I ask that they perform their duty as citizens the same way I ask my social studies students to do.
I've witnessed multiple levies and a referendum question fail in Esko, and I've been disappointed each time. But my No. 1 disappointment has been that most voters have known very little about what was being proposed. Despite repeated mailings, well-advertised public information sessions and an abundance of media attention, innumerable voters told me they voted "no" in the past because they hadn't been informed well enough.
Whether inclined to support the levy and referendum or not, Esko residents should please make every effort to attend the next informational meeting in the high school theater on Thursday, Oct. 4, at 7 p.m. Unbiased data will be provided, and questions will be answered credibly. The Esko school district is among the lowest-funded districts in the state. Come and find out why and what impact that is having on our kids, school and community.

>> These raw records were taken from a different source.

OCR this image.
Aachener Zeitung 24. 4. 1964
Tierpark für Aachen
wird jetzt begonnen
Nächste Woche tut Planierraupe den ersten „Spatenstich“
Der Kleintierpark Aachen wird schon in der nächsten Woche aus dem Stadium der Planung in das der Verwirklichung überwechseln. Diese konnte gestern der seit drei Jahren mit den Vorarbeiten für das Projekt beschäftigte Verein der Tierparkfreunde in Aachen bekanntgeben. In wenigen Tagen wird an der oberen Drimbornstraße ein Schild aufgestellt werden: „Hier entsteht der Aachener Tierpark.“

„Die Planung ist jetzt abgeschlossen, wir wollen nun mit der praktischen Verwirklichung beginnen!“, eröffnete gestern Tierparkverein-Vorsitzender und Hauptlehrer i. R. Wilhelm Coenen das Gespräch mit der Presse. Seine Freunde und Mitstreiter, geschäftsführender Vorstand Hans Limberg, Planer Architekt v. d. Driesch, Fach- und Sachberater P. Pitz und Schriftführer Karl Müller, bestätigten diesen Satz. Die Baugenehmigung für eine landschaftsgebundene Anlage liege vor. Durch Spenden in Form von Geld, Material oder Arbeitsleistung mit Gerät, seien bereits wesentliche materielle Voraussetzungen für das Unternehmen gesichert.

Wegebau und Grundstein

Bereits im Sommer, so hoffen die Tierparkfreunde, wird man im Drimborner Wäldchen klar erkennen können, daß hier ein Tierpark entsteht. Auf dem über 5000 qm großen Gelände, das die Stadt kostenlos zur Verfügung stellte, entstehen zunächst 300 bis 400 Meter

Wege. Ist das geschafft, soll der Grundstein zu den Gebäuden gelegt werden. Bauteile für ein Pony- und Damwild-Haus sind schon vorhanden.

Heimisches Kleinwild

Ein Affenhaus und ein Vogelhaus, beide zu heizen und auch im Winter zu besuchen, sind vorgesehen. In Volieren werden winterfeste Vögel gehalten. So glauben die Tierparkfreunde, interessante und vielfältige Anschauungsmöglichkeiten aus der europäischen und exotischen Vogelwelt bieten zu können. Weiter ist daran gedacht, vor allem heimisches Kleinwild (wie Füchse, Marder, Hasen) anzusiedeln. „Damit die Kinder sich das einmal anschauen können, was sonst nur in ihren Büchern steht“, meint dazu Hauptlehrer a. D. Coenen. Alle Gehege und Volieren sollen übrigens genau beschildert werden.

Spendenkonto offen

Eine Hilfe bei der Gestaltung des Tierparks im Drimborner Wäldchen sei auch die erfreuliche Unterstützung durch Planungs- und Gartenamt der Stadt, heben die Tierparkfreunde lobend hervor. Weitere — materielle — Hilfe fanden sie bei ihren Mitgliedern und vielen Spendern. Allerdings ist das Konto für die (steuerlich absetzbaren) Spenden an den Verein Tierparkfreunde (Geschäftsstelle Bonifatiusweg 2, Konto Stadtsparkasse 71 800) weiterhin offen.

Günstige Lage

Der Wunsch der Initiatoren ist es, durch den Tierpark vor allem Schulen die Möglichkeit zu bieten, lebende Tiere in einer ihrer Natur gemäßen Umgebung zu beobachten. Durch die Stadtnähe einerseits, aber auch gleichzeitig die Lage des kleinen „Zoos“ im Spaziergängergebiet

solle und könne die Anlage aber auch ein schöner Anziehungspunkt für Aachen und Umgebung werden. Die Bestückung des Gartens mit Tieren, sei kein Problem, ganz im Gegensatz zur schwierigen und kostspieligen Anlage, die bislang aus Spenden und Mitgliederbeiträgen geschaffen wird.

Learn about past and future budget cuts and the resulting consequences for students, parents, homeowners and citizens. Come look at the outdoor sports facilities, talk to the School Board members about the need for additional community support, and hear from school administrators who oversee district operations.
At the very least, and if attending informational sessions is not an option, look for upcoming mailings related to these questions and familiarize yourself with Esko Pride, an online network of Esko residents striving to get accurate information to voters.
Esko's successful traditions in academics, arts and athletics exist, in part, because Esko's cornerstone is the school. The next step in preserving this tradition involves getting knowledgeable about the upcoming levy and referendum. Pleading ignorance is not acceptable. Voting "no" to a very minimal tax increase without knowing what's at stake would be a shame. And passing along inaccurate, secondhand information is unfair to our children.
Casting an educated vote should make you an even prouder Eskomo.
Scott Antonutti is a teacher and coach in Esko.